In fact, Rust argues that backlash isn’t always a bad thing—it could create a sense of urgency for organizations to improve their metrics and behaviors in order to be perceived in a more positive light: “Companies shouldn’t fear backlash when it comes to their ESG performance metrics but embrace it as a tool for becoming better.”

Ultimately, instilling an ESG mindset into your organization requires strong, clear leadership, and a commitment to investment and action. After all, it’s a cultural and operational shift. ESG needs to become part of your analytics practice, influence corporate goals, and be embedded in performance incentives.

When you further consider that ESG touches every department in your organization in some way, and impacts everything from board governance to sustainability, Stout advises that setting clear key performance indicators (KPIs) and goals are critical to getting buy-in, measuring success, and making meaningful change. Getting started doesn’t have to be a big ask, either. He suggests going after the lowhanging fruit first to start building internal frameworks for gathering data. “You have direct control over your energy use, and how your electricity is generated. So that can be your first destination to visit,” Stout says. “From there, you can visit your value chain.”
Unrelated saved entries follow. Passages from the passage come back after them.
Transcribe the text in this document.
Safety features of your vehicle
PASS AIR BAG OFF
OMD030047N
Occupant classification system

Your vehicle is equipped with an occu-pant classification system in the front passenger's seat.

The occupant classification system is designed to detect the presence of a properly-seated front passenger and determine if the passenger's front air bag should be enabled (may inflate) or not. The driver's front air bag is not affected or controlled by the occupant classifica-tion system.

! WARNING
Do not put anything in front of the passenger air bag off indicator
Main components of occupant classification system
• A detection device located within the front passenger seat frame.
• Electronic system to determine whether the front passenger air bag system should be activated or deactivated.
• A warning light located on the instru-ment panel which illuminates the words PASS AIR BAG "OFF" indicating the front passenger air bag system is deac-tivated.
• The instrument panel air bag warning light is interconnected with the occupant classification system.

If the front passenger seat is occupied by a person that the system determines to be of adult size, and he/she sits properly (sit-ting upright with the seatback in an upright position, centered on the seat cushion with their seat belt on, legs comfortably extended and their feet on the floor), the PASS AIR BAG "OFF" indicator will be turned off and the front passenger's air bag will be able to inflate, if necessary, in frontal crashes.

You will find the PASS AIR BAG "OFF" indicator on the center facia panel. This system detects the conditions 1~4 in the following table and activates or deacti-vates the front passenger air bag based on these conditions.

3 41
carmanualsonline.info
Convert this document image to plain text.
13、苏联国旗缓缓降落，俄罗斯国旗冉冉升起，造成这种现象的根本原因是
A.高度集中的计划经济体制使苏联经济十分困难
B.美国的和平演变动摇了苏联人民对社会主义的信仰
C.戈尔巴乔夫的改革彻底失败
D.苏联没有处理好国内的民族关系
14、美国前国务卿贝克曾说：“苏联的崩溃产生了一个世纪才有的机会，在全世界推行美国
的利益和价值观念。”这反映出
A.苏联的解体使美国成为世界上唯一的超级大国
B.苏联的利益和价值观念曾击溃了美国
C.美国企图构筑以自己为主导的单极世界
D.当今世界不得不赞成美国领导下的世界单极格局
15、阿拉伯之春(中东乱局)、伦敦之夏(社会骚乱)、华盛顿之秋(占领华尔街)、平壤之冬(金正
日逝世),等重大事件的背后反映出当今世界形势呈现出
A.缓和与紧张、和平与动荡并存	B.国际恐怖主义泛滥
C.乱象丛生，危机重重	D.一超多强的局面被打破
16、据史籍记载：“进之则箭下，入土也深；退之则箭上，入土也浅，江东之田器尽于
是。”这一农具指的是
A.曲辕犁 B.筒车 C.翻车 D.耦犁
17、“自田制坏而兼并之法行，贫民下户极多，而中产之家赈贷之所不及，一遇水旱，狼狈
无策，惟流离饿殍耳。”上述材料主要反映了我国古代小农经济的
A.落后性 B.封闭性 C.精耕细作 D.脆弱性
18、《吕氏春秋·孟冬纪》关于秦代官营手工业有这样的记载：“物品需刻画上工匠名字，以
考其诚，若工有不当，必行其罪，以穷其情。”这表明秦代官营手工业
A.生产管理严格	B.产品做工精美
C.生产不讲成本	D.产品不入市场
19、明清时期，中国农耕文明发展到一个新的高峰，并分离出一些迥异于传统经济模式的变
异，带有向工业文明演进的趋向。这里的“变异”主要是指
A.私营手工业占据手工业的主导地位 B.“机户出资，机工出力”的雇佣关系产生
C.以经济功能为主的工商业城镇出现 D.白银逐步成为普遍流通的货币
“As a company, we’re setting up milestones and KPIs that we want to achieve in order to be both more sustainable and inclusive, from the way we run our business to the way we hire new colleagues,” Rust shares as an example.

Point being, your milestones and KPIs must be informed by data, so it’s important that you understand where the data originates, where it lives, and how it’s collected, managed, and interpreted.
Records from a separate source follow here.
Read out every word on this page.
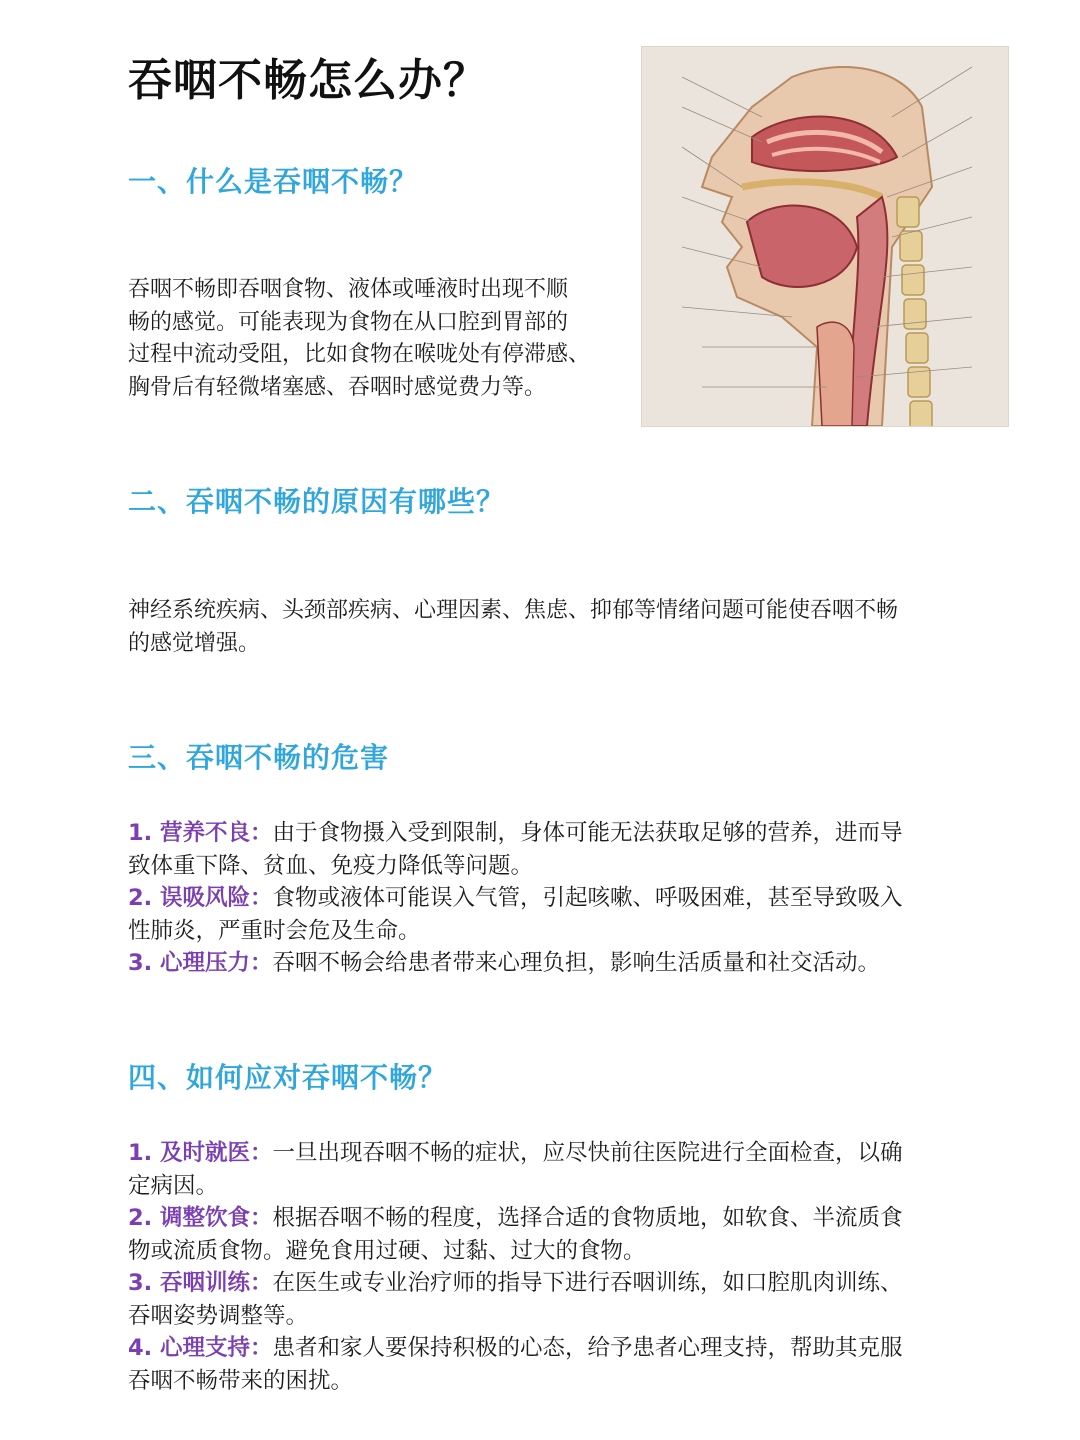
吞咽不畅怎么办？
一、什么是吞咽不畅？
吞咽不畅即吞咽食物、液体或唾液时出现不顺
畅的感觉。可能表现为食物在从口腔到胃部的
过程中流动受阻，比如食物在喉咙处有停滞感、
胸骨后有轻微堵塞感、吞咽时感觉费力等。
二、吞咽不畅的原因有哪些？
神经系统疾病、头颈部疾病、心理因素、焦虑、抑郁等情绪问题可能使吞咽不畅
的感觉增强。
三、吞咽不畅的危害
1. 营养不良：由于食物摄入受到限制，身体可能无法获取足够的营养，进而导
致体重下降、贫血、免疫力降低等问题。
2. 误吸风险：食物或液体可能误入气管，引起咳嗽、呼吸困难，甚至导致吸入
性肺炎，严重时会危及生命。
3. 心理压力：吞咽不畅会给患者带来心理负担，影响生活质量和社交活动。
四、如何应对吞咽不畅？
1. 及时就医：一旦出现吞咽不畅的症状，应尽快前往医院进行全面检查，以确
定病因。
2. 调整饮食：根据吞咽不畅的程度，选择合适的食物质地，如软食、半流质食
物或流质食物。避免食用过硬、过黏、过大的食物。
3. 吞咽训练：在医生或专业治疗师的指导下进行吞咽训练，如口腔肌肉训练、
吞咽姿势调整等。
4. 心理支持：患者和家人要保持积极的心态，给予患者心理支持，帮助其克服
吞咽不畅带来的困扰。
“Not knowing where your data is leads to inconsistent, inaccurate, and poor reporting. You can only improve your ESG roadmap and performance over time if you get command of your data,” Jacobs stresses.

“It’s important to not only set and track big milestones—for example, being carbon neutral by 2030—but to also focus on an engagement plan that allows you to follow through,” Rust says.

“While large, ambitious goals are typically the most publicized parts of an organization’s ESG strategy, don’t overlook small changes you can implement quickly that’ll have a lasting impact on your ESG performance.”

No matter the scope, ESG-related initiatives and reporting will remain challenging for all organizations to navigate as the regulatory and social landscapes develop, and accountability will be critical, Sloan says. She suggests assigning responsibility for ESG initiatives to someone with the support of management and the board to ensure greater acceptance and accountability for success.

As we’ve already seen, many organizations put their finance leaders in the driver’s seat, banking on them using their regulatory know-how and deep insight into financial health to guide the organization toward meaningful ESG initiatives and reporting metrics that bring added value to the organization and all its stakeholders.

Sloan says ESG initiatives are a terrific opportunity for accounting and finance professionals to provide strategic value and insight. A new or deeper emphasis on ESG practices in your organization is also a positive change for all employees, as it offers a new opportunity to upskill talent, helping them to fully understand the impact of ESG initiatives, and enabling them to incorporate ESG best practices into their everyday job functions.

While navigating the road to integrating ESG concepts into daily management and internal and external reporting may seem daunting, the benefits of doing so are worth the trip. Being a more socially conscious organization will not only benefit your bottom line, you’ll also better serve the environment and society as a whole.